Small-scale biogeography of biofilms and its implications for sequencing-based studies

Abstract Biofilm microbial communities are characterized by spatial heterogeneity arising in response to environmental characteristics, random events, and the metabolic requirements of their inhabitants, which create biogeographical patterns at both large and small scales. While the impact of small-scale biogeography on several emergent biofilm properties has been characterized by a variety of laboratory studies using simple synthetic communities, the extent of small-scale biogeography in environmental biofilms and its impact on sequencing-based studies remain poorly characterized. Here, we investigate centimeter-scale biogeography in potable water biofilms developed in environments with distinct levels of heterogeneity. We then estimate microbial diversity at scales relevant for microbial interactions and characterize the impact of sampling strategies on both alpha and beta diversity metrics, as well as on inferred co-occurrences and scaling laws. Our results show that biofilm sections in seemingly homogeneous environments are characterized by similar biogeographic patterns as the ones in more heterogeneous environments, albeit with lower cm-scale variability. We estimated that, despite the overall richness over the entire biofilms, single cells are surrounded by local neighborhoods of limited diversity, strongly limiting their possibility for diverse interactions.
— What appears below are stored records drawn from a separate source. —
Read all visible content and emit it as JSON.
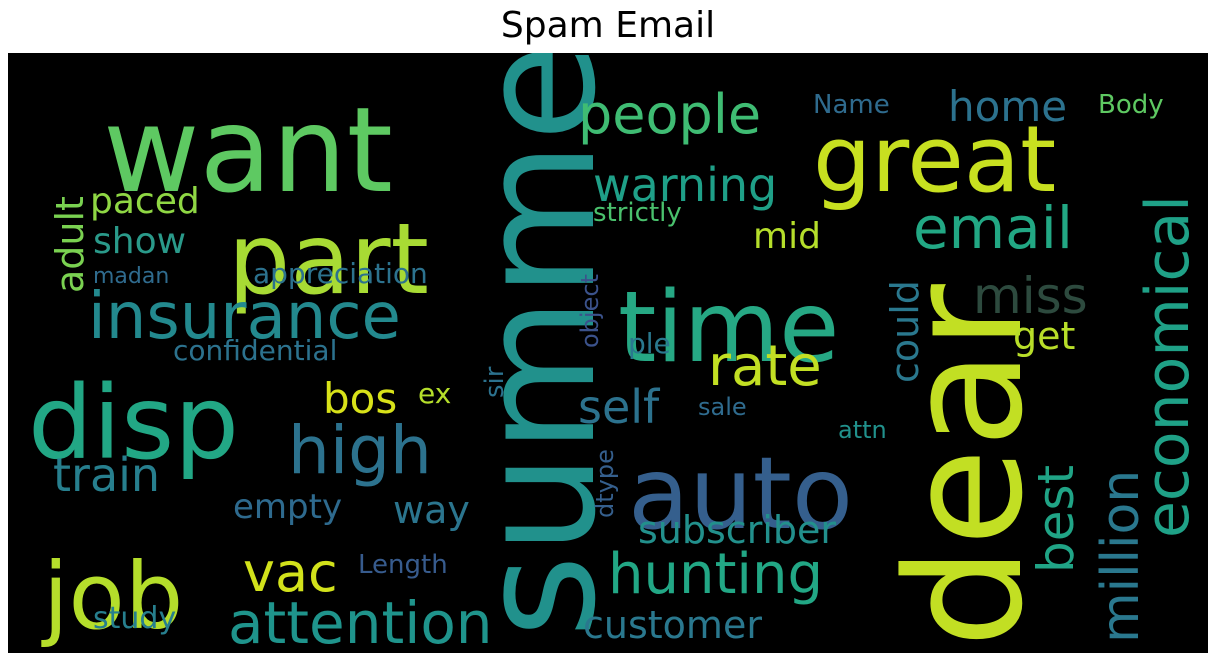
{
  "chart_data": {
    "type": "wordcloud",
    "title": "Spam Email",
    "background": "#000000",
    "colormap": "viridis",
    "words": [
      {
        "text": "want",
        "color": "#5ec962"
      },
      {
        "text": "summer",
        "color": "#21918c"
      },
      {
        "text": "dear",
        "color": "#c2df23"
      },
      {
        "text": "great",
        "color": "#c8e020"
      },
      {
        "text": "part",
        "color": "#a8db34"
      },
      {
        "text": "time",
        "color": "#26a884"
      },
      {
        "text": "disp",
        "color": "#22a785"
      },
      {
        "text": "auto",
        "color": "#355f8d"
      },
      {
        "text": "job",
        "color": "#b5de2b"
      },
      {
        "text": "insurance",
        "color": "#23898e"
      },
      {
        "text": "people",
        "color": "#3fbc73"
      },
      {
        "text": "email",
        "color": "#22a884"
      },
      {
        "text": "economical",
        "color": "#1fa187"
      },
      {
        "text": "high",
        "color": "#2c728e"
      },
      {
        "text": "hunting",
        "color": "#22a785"
      },
      {
        "text": "attention",
        "color": "#1f948c"
      },
      {
        "text": "rate",
        "color": "#c2df23"
      },
      {
        "text": "million",
        "color": "#2a788e"
      },
      {
        "text": "best",
        "color": "#20a486"
      },
      {
        "text": "miss",
        "color": "#2d4a3e"
      },
      {
        "text": "warning",
        "color": "#1fa088"
      },
      {
        "text": "vac",
        "color": "#d2e21b"
      },
      {
        "text": "train",
        "color": "#277f8e"
      },
      {
        "text": "self",
        "color": "#2c728e"
      },
      {
        "text": "home",
        "color": "#2c728e"
      },
      {
        "text": "subscriber",
        "color": "#22908c"
      },
      {
        "text": "customer",
        "color": "#2a788e"
      },
      {
        "text": "could",
        "color": "#2a788e"
      },
      {
        "text": "adult",
        "color": "#7ad151"
      },
      {
        "text": "bos",
        "color": "#d8e219"
      },
      {
        "text": "show",
        "color": "#2a9a8a"
      },
      {
        "text": "empty",
        "color": "#2e6a8e"
      },
      {
        "text": "way",
        "color": "#2b758e"
      },
      {
        "text": "paced",
        "color": "#8fd744"
      },
      {
        "text": "get",
        "color": "#b8de29"
      },
      {
        "text": "mid",
        "color": "#b5de2b"
      },
      {
        "text": "study",
        "color": "#277f8e"
      },
      {
        "text": "confidential",
        "color": "#2c728e"
      },
      {
        "text": "appreciation",
        "color": "#2c728e"
      },
      {
        "text": "strictly",
        "color": "#4ac16d"
      },
      {
        "text": "Length",
        "color": "#375b8d"
      },
      {
        "text": "Name",
        "color": "#2f6b8e"
      },
      {
        "text": "Body",
        "color": "#5ec962"
      },
      {
        "text": "madan",
        "color": "#2f6b8e"
      },
      {
        "text": "sir",
        "color": "#2c728e"
      },
      {
        "text": "ple",
        "color": "#2a788e"
      },
      {
        "text": "ex",
        "color": "#b5de2b"
      },
      {
        "text": "sale",
        "color": "#2f6b8e"
      },
      {
        "text": "attn",
        "color": "#21918c"
      },
      {
        "text": "object",
        "color": "#3b528b"
      },
      {
        "text": "dtype",
        "color": "#355f8d"
      }
    ]
  }
}
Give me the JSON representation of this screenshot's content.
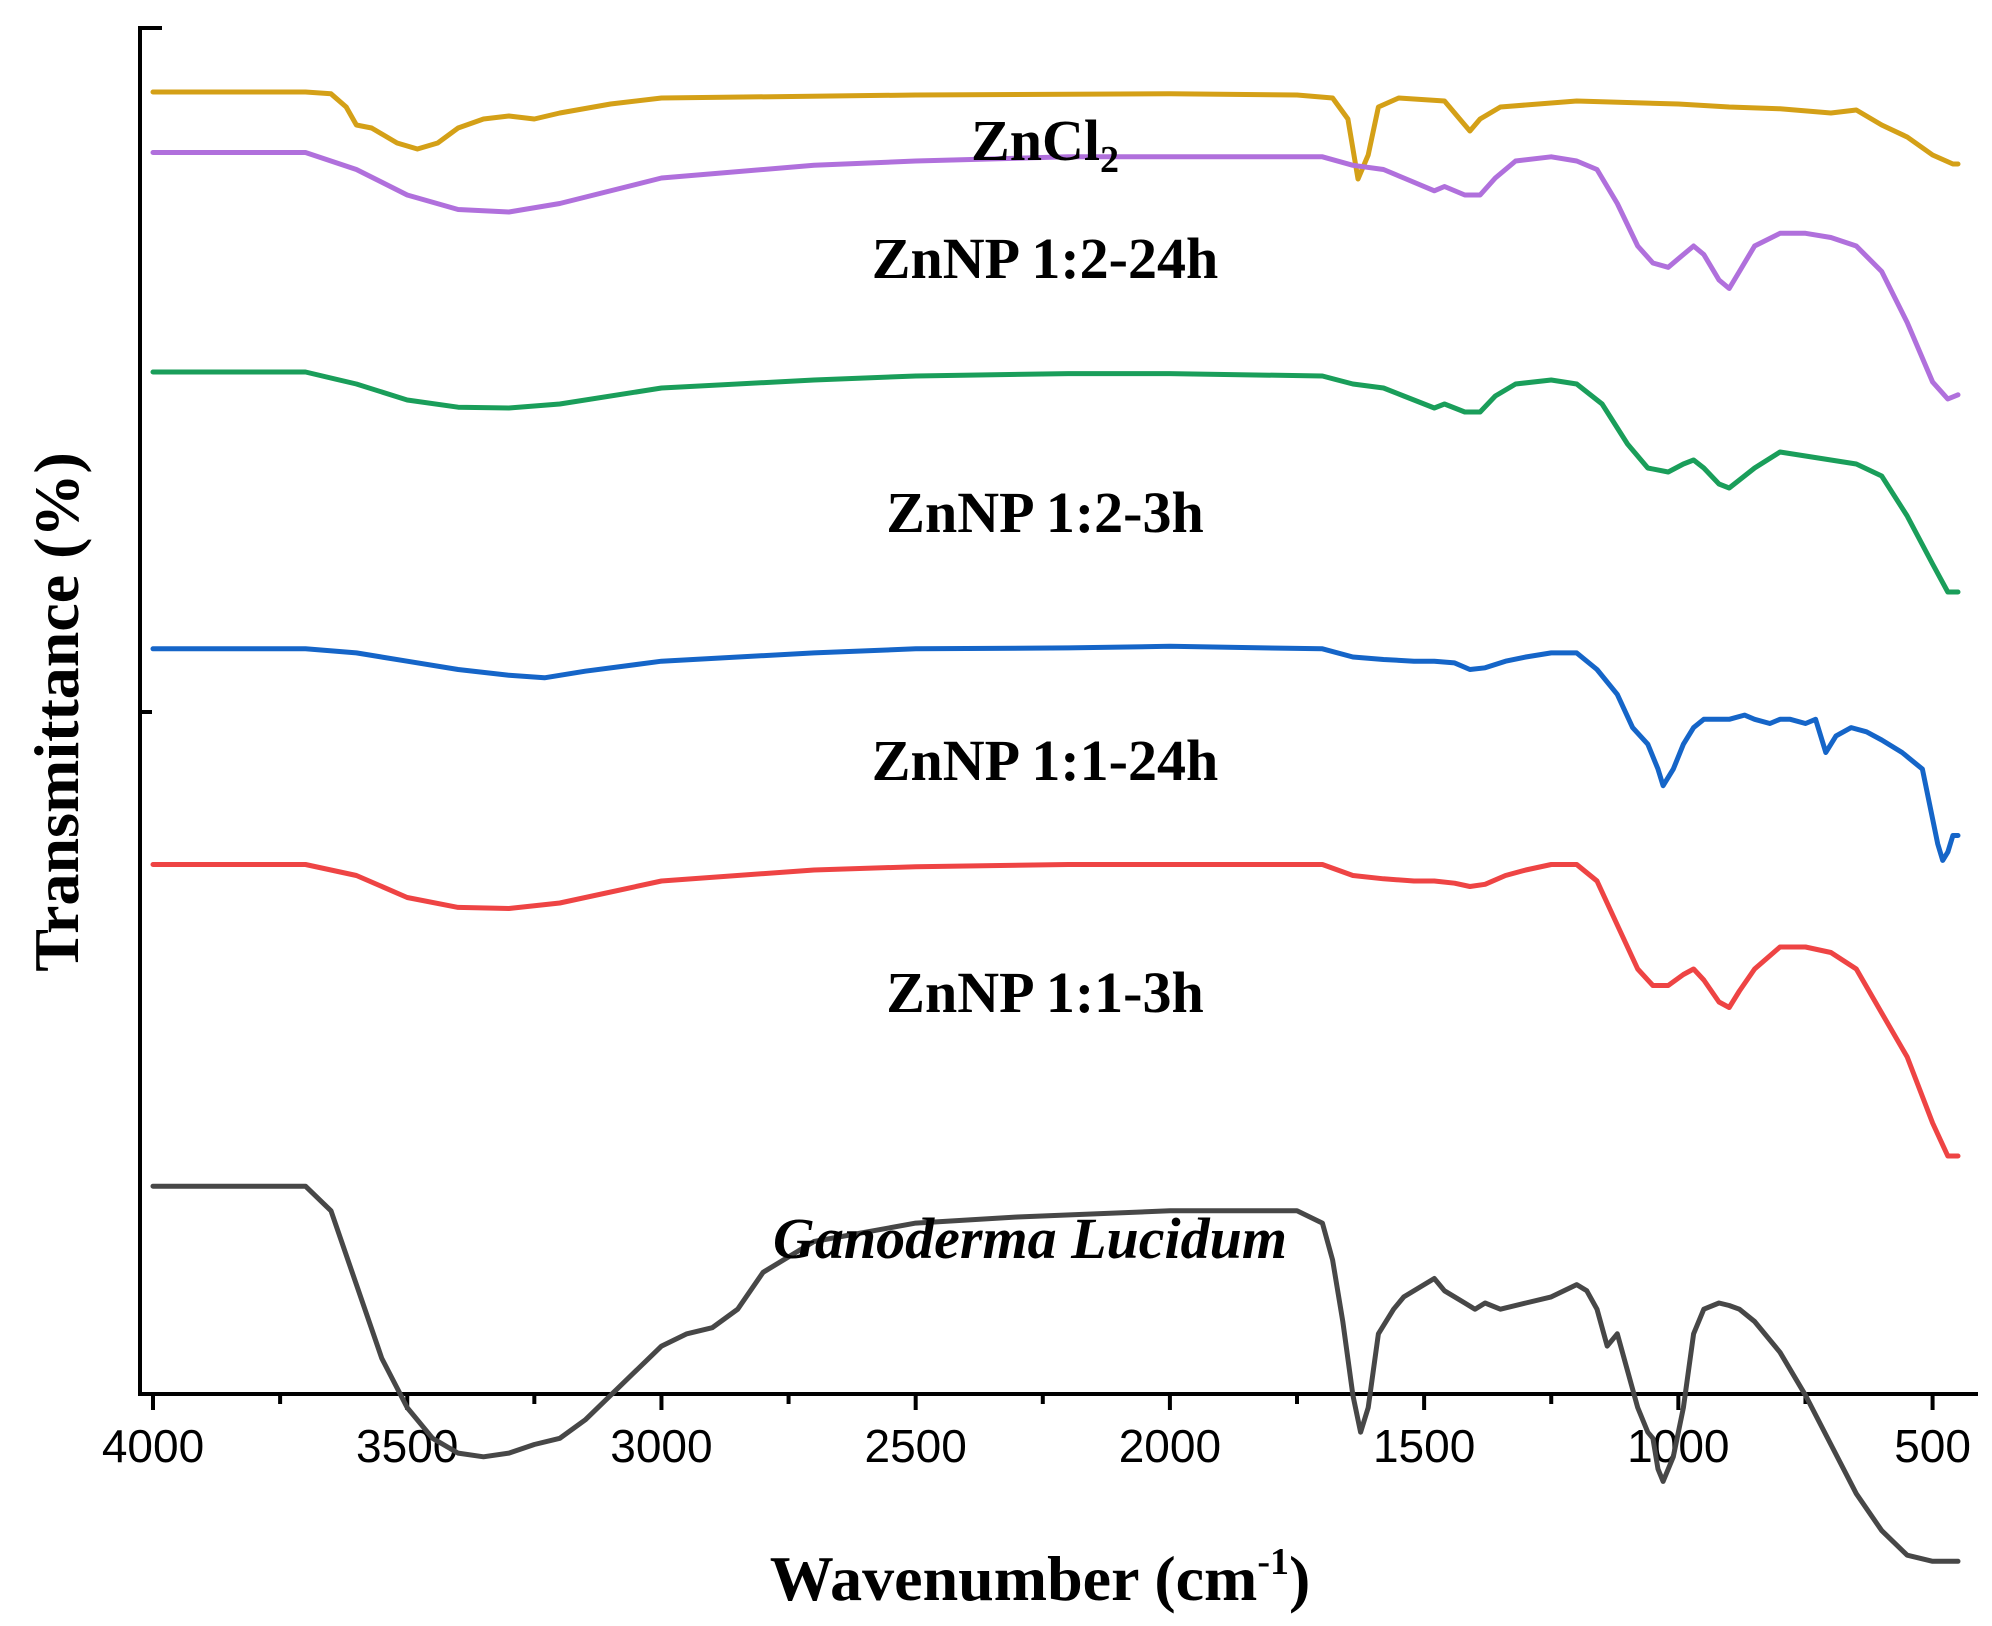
{
  "chart_data": {
    "type": "line",
    "title": "",
    "xlabel": "Wavenumber (cm",
    "xlabel_sup": "-1",
    "xlabel_close": ")",
    "ylabel": "Transmittance (%)",
    "xlim": [
      4000,
      450
    ],
    "x_reversed": true,
    "x_ticks": [
      {
        "value": 4000,
        "label": "4000"
      },
      {
        "value": 3500,
        "label": "3500"
      },
      {
        "value": 3000,
        "label": "3000"
      },
      {
        "value": 2500,
        "label": "2500"
      },
      {
        "value": 2000,
        "label": "2000"
      },
      {
        "value": 1500,
        "label": "1500"
      },
      {
        "value": 1000,
        "label": "1000"
      },
      {
        "value": 500,
        "label": "500"
      }
    ],
    "y_ticks_labeled": false,
    "grid": false,
    "legend": "inline labels above each trace",
    "series": [
      {
        "name": "ZnCl",
        "name_sub": "2",
        "color": "#D4A017",
        "italic": false,
        "points": [
          [
            4000,
            98.5
          ],
          [
            3700,
            98.5
          ],
          [
            3650,
            98.2
          ],
          [
            3620,
            96
          ],
          [
            3600,
            93
          ],
          [
            3570,
            92.5
          ],
          [
            3520,
            90
          ],
          [
            3480,
            89
          ],
          [
            3440,
            90
          ],
          [
            3400,
            92.5
          ],
          [
            3350,
            94
          ],
          [
            3300,
            94.5
          ],
          [
            3250,
            94
          ],
          [
            3200,
            95
          ],
          [
            3100,
            96.5
          ],
          [
            3000,
            97.5
          ],
          [
            2500,
            98
          ],
          [
            2000,
            98.2
          ],
          [
            1750,
            98
          ],
          [
            1680,
            97.5
          ],
          [
            1650,
            94
          ],
          [
            1630,
            84
          ],
          [
            1610,
            88
          ],
          [
            1590,
            96
          ],
          [
            1550,
            97.5
          ],
          [
            1460,
            97
          ],
          [
            1430,
            94
          ],
          [
            1410,
            92
          ],
          [
            1390,
            94
          ],
          [
            1350,
            96
          ],
          [
            1200,
            97
          ],
          [
            1000,
            96.5
          ],
          [
            900,
            96
          ],
          [
            800,
            95.7
          ],
          [
            700,
            95
          ],
          [
            650,
            95.5
          ],
          [
            600,
            93
          ],
          [
            550,
            91
          ],
          [
            500,
            88
          ],
          [
            460,
            86.5
          ],
          [
            450,
            86.5
          ]
        ]
      },
      {
        "name": "ZnNP 1:2-24h",
        "color": "#B070DC",
        "italic": false,
        "points": [
          [
            4000,
            97
          ],
          [
            3700,
            97
          ],
          [
            3600,
            95
          ],
          [
            3500,
            92
          ],
          [
            3400,
            90.3
          ],
          [
            3300,
            90
          ],
          [
            3200,
            91
          ],
          [
            3000,
            94
          ],
          [
            2700,
            95.5
          ],
          [
            2500,
            96
          ],
          [
            2200,
            96.5
          ],
          [
            2000,
            96.5
          ],
          [
            1700,
            96.5
          ],
          [
            1640,
            95.5
          ],
          [
            1580,
            95
          ],
          [
            1540,
            94
          ],
          [
            1480,
            92.5
          ],
          [
            1460,
            93
          ],
          [
            1420,
            92
          ],
          [
            1390,
            92
          ],
          [
            1360,
            94
          ],
          [
            1320,
            96
          ],
          [
            1250,
            96.5
          ],
          [
            1200,
            96
          ],
          [
            1160,
            95
          ],
          [
            1120,
            91
          ],
          [
            1080,
            86
          ],
          [
            1050,
            84
          ],
          [
            1020,
            83.5
          ],
          [
            990,
            85
          ],
          [
            970,
            86
          ],
          [
            950,
            85
          ],
          [
            920,
            82
          ],
          [
            900,
            81
          ],
          [
            880,
            83
          ],
          [
            850,
            86
          ],
          [
            800,
            87.5
          ],
          [
            750,
            87.5
          ],
          [
            700,
            87
          ],
          [
            650,
            86
          ],
          [
            600,
            83
          ],
          [
            550,
            77
          ],
          [
            500,
            70
          ],
          [
            470,
            68
          ],
          [
            450,
            68.5
          ]
        ]
      },
      {
        "name": "ZnNP 1:2-3h",
        "color": "#1A9E5A",
        "italic": false,
        "points": [
          [
            4000,
            97
          ],
          [
            3700,
            97
          ],
          [
            3600,
            95.5
          ],
          [
            3500,
            93.5
          ],
          [
            3400,
            92.6
          ],
          [
            3300,
            92.5
          ],
          [
            3200,
            93
          ],
          [
            3000,
            95
          ],
          [
            2700,
            96
          ],
          [
            2500,
            96.5
          ],
          [
            2200,
            96.8
          ],
          [
            2000,
            96.8
          ],
          [
            1700,
            96.5
          ],
          [
            1640,
            95.5
          ],
          [
            1580,
            95
          ],
          [
            1540,
            94
          ],
          [
            1480,
            92.5
          ],
          [
            1460,
            93
          ],
          [
            1420,
            92
          ],
          [
            1390,
            92
          ],
          [
            1360,
            94
          ],
          [
            1320,
            95.5
          ],
          [
            1250,
            96
          ],
          [
            1200,
            95.5
          ],
          [
            1150,
            93
          ],
          [
            1100,
            88
          ],
          [
            1060,
            85
          ],
          [
            1020,
            84.5
          ],
          [
            990,
            85.5
          ],
          [
            970,
            86
          ],
          [
            950,
            85
          ],
          [
            920,
            83
          ],
          [
            900,
            82.5
          ],
          [
            880,
            83.5
          ],
          [
            850,
            85
          ],
          [
            800,
            87
          ],
          [
            750,
            86.5
          ],
          [
            700,
            86
          ],
          [
            650,
            85.5
          ],
          [
            600,
            84
          ],
          [
            550,
            79
          ],
          [
            500,
            73
          ],
          [
            470,
            69.5
          ],
          [
            450,
            69.5
          ]
        ]
      },
      {
        "name": "ZnNP 1:1-24h",
        "color": "#1565C8",
        "italic": false,
        "points": [
          [
            4000,
            97.5
          ],
          [
            3700,
            97.5
          ],
          [
            3600,
            97
          ],
          [
            3500,
            96
          ],
          [
            3400,
            95
          ],
          [
            3300,
            94.3
          ],
          [
            3230,
            94
          ],
          [
            3150,
            94.8
          ],
          [
            3000,
            96
          ],
          [
            2700,
            97
          ],
          [
            2500,
            97.5
          ],
          [
            2200,
            97.6
          ],
          [
            2000,
            97.8
          ],
          [
            1700,
            97.5
          ],
          [
            1640,
            96.5
          ],
          [
            1580,
            96.2
          ],
          [
            1520,
            96
          ],
          [
            1480,
            96
          ],
          [
            1440,
            95.8
          ],
          [
            1410,
            95
          ],
          [
            1380,
            95.2
          ],
          [
            1340,
            96
          ],
          [
            1300,
            96.5
          ],
          [
            1250,
            97
          ],
          [
            1200,
            97
          ],
          [
            1160,
            95
          ],
          [
            1120,
            92
          ],
          [
            1090,
            88
          ],
          [
            1060,
            86
          ],
          [
            1040,
            83
          ],
          [
            1030,
            81
          ],
          [
            1010,
            83
          ],
          [
            990,
            86
          ],
          [
            970,
            88
          ],
          [
            950,
            89
          ],
          [
            900,
            89
          ],
          [
            870,
            89.5
          ],
          [
            850,
            89
          ],
          [
            820,
            88.5
          ],
          [
            800,
            89
          ],
          [
            780,
            89
          ],
          [
            750,
            88.5
          ],
          [
            730,
            89
          ],
          [
            720,
            87
          ],
          [
            710,
            85
          ],
          [
            690,
            87
          ],
          [
            660,
            88
          ],
          [
            630,
            87.5
          ],
          [
            600,
            86.5
          ],
          [
            560,
            85
          ],
          [
            520,
            83
          ],
          [
            500,
            77
          ],
          [
            490,
            74
          ],
          [
            480,
            72
          ],
          [
            470,
            73
          ],
          [
            460,
            75
          ],
          [
            450,
            75
          ]
        ]
      },
      {
        "name": "ZnNP 1:1-3h",
        "color": "#EE4444",
        "italic": false,
        "points": [
          [
            4000,
            97.5
          ],
          [
            3700,
            97.5
          ],
          [
            3600,
            96.5
          ],
          [
            3500,
            94.5
          ],
          [
            3400,
            93.6
          ],
          [
            3300,
            93.5
          ],
          [
            3200,
            94
          ],
          [
            3000,
            96
          ],
          [
            2700,
            97
          ],
          [
            2500,
            97.3
          ],
          [
            2200,
            97.5
          ],
          [
            2000,
            97.5
          ],
          [
            1700,
            97.5
          ],
          [
            1640,
            96.5
          ],
          [
            1580,
            96.2
          ],
          [
            1520,
            96
          ],
          [
            1480,
            96
          ],
          [
            1440,
            95.8
          ],
          [
            1410,
            95.5
          ],
          [
            1380,
            95.7
          ],
          [
            1340,
            96.5
          ],
          [
            1300,
            97
          ],
          [
            1250,
            97.5
          ],
          [
            1200,
            97.5
          ],
          [
            1160,
            96
          ],
          [
            1120,
            92
          ],
          [
            1080,
            88
          ],
          [
            1050,
            86.5
          ],
          [
            1020,
            86.5
          ],
          [
            990,
            87.5
          ],
          [
            970,
            88
          ],
          [
            950,
            87
          ],
          [
            920,
            85
          ],
          [
            900,
            84.5
          ],
          [
            880,
            86
          ],
          [
            850,
            88
          ],
          [
            800,
            90
          ],
          [
            750,
            90
          ],
          [
            700,
            89.5
          ],
          [
            650,
            88
          ],
          [
            600,
            84
          ],
          [
            550,
            80
          ],
          [
            500,
            74
          ],
          [
            470,
            71
          ],
          [
            450,
            71
          ]
        ]
      },
      {
        "name": "Ganoderma Lucidum",
        "color": "#474747",
        "italic": true,
        "points": [
          [
            4000,
            96
          ],
          [
            3700,
            96
          ],
          [
            3650,
            94
          ],
          [
            3600,
            88
          ],
          [
            3550,
            82
          ],
          [
            3500,
            78
          ],
          [
            3450,
            75.5
          ],
          [
            3400,
            74.3
          ],
          [
            3350,
            74
          ],
          [
            3300,
            74.3
          ],
          [
            3250,
            75
          ],
          [
            3200,
            75.5
          ],
          [
            3150,
            77
          ],
          [
            3100,
            79
          ],
          [
            3050,
            81
          ],
          [
            3000,
            83
          ],
          [
            2950,
            84
          ],
          [
            2900,
            84.5
          ],
          [
            2850,
            86
          ],
          [
            2800,
            89
          ],
          [
            2700,
            91.5
          ],
          [
            2500,
            93
          ],
          [
            2300,
            93.5
          ],
          [
            2000,
            94
          ],
          [
            1800,
            94
          ],
          [
            1750,
            94
          ],
          [
            1700,
            93
          ],
          [
            1680,
            90
          ],
          [
            1660,
            85
          ],
          [
            1640,
            79
          ],
          [
            1625,
            76
          ],
          [
            1610,
            78
          ],
          [
            1590,
            84
          ],
          [
            1560,
            86
          ],
          [
            1540,
            87
          ],
          [
            1500,
            88
          ],
          [
            1480,
            88.5
          ],
          [
            1460,
            87.5
          ],
          [
            1420,
            86.5
          ],
          [
            1400,
            86
          ],
          [
            1380,
            86.5
          ],
          [
            1350,
            86
          ],
          [
            1300,
            86.5
          ],
          [
            1250,
            87
          ],
          [
            1200,
            88
          ],
          [
            1180,
            87.5
          ],
          [
            1160,
            86
          ],
          [
            1140,
            83
          ],
          [
            1120,
            84
          ],
          [
            1100,
            81
          ],
          [
            1080,
            78
          ],
          [
            1060,
            76
          ],
          [
            1050,
            75.5
          ],
          [
            1040,
            73
          ],
          [
            1030,
            72
          ],
          [
            1010,
            74
          ],
          [
            990,
            78
          ],
          [
            970,
            84
          ],
          [
            950,
            86
          ],
          [
            920,
            86.5
          ],
          [
            900,
            86.3
          ],
          [
            880,
            86
          ],
          [
            850,
            85
          ],
          [
            800,
            82.5
          ],
          [
            750,
            79
          ],
          [
            700,
            75
          ],
          [
            650,
            71
          ],
          [
            600,
            68
          ],
          [
            550,
            66
          ],
          [
            500,
            65.5
          ],
          [
            470,
            65.5
          ],
          [
            450,
            65.5
          ]
        ]
      }
    ]
  }
}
Larger sampling areas average such local heterogeneities and distort community structure estimates, leading to an inflated and erroneous estimation of co-occurrences and potential metabolic interactions. Finally, we report how both environmental heterogeneity, as well as sample area size, influence scaling law performances. Our results highlight the ubiquitous nature of biofilm biogeography and call for the adaptation of biofilm sampling strategies to consider this phenomenon relative to specific research questions.